Ian,

>> We may be understanding "application" differently. In my understanding I
>> may have a single application running for multiple clients. Therefore
>> the single TurboGears application may need multiple databases - one per
>> client.
> 
> The terminology is a little fuzzy.  There's applications, which are
> bundles of code, and application instances/installations, which are
> applications with configuration (and maybe some setup routines applied).

Ok I understand your terminology use. However, for small (or very small)
applications (think http://www.tadalist.com/) and for very budget
constrained clients (think small British Churches) this is overkill.

I am not convinced that this is the way to scale either.
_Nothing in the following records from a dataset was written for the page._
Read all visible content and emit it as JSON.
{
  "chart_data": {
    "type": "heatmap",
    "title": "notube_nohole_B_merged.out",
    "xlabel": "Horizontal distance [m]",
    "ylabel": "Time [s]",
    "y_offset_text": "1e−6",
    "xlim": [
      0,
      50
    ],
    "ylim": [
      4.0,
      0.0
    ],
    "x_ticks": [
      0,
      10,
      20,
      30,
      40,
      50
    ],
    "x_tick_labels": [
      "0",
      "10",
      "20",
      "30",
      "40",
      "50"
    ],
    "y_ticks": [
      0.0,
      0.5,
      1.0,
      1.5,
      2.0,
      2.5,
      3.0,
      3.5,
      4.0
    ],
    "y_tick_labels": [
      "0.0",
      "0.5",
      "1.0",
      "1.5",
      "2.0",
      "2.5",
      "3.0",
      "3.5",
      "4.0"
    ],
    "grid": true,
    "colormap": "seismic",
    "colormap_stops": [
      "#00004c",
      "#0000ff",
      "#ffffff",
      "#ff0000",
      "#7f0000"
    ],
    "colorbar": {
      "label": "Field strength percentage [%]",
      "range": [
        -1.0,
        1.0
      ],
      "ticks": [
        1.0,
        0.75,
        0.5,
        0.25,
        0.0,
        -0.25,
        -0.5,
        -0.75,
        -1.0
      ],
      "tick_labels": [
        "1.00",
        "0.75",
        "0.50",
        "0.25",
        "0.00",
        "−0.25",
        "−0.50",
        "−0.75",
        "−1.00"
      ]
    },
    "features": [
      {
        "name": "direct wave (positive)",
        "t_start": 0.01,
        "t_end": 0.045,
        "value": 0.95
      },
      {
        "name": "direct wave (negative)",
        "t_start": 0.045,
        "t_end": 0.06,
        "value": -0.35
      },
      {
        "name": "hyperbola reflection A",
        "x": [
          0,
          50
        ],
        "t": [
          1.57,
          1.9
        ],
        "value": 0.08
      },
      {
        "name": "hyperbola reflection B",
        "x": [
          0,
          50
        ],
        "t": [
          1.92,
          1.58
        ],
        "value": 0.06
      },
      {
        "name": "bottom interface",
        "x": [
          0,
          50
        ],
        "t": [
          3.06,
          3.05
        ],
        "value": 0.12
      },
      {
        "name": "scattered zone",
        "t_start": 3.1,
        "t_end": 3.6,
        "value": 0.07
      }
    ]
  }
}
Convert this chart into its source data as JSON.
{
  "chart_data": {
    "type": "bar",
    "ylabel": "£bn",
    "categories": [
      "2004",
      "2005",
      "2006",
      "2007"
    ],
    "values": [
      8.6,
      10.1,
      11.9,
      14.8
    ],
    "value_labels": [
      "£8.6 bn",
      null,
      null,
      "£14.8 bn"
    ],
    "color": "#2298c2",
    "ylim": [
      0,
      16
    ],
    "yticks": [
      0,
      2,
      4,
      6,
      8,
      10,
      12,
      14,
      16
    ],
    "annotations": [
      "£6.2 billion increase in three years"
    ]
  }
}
For
applications where there are a lot of clients relative to the total
volume of requests it is more effective to have a single application
instance/installation that can dynamically handle multiple clients.

Obviously this is not true for custom apps where each client pays for a
different implementation.

>> For simple hosting I would want a single wsgi server running an
>> application that uses the url to partition by client with a separate
>> database for each (so that I don't have to worry about including the
>> client in every database key).
> 
> Sure, this would mean two application instances, with two
> configurations, but using one codebase.  If configuration is applied on
> a per-request basis, this isn't a problem.  I've done this with some of
> my apps successfully.

H'mm, I like the even simpler solution of a single configuration and a
dynamically per request built connection url.

>> I would assume that adding a separate application instance for each
>> client when their usage will be small would be a big overhead (memory
>> and management).
> 
> I use a single process for multiple applications, and generally a single
> process per "client", but that depends on how heavy your clients are.
> Foo Corp might get its own process.  My cousin who wants a blog might not.
> 
> It might not be too bad to have a single process per app instance, if
> the processes were made mostly on demand, and culled over time.
> Especially if there was a single manager, so you could actually go down
> to zero processes for an idle application.

I would like to see a Hub that makes all this transparent and
configurable. So that at development time I can fireup the builtin http
server and work with multiple clients, each with their own database in
the same instance.

At deployment time I want to be able to choose, one instance per client,
multiple instances per client (load balancing accross processors), one
instance with multiple clients (Fred and all his family each with a blog
on a cheap hosted service).

Ideally my app should not change, just the hub configuration.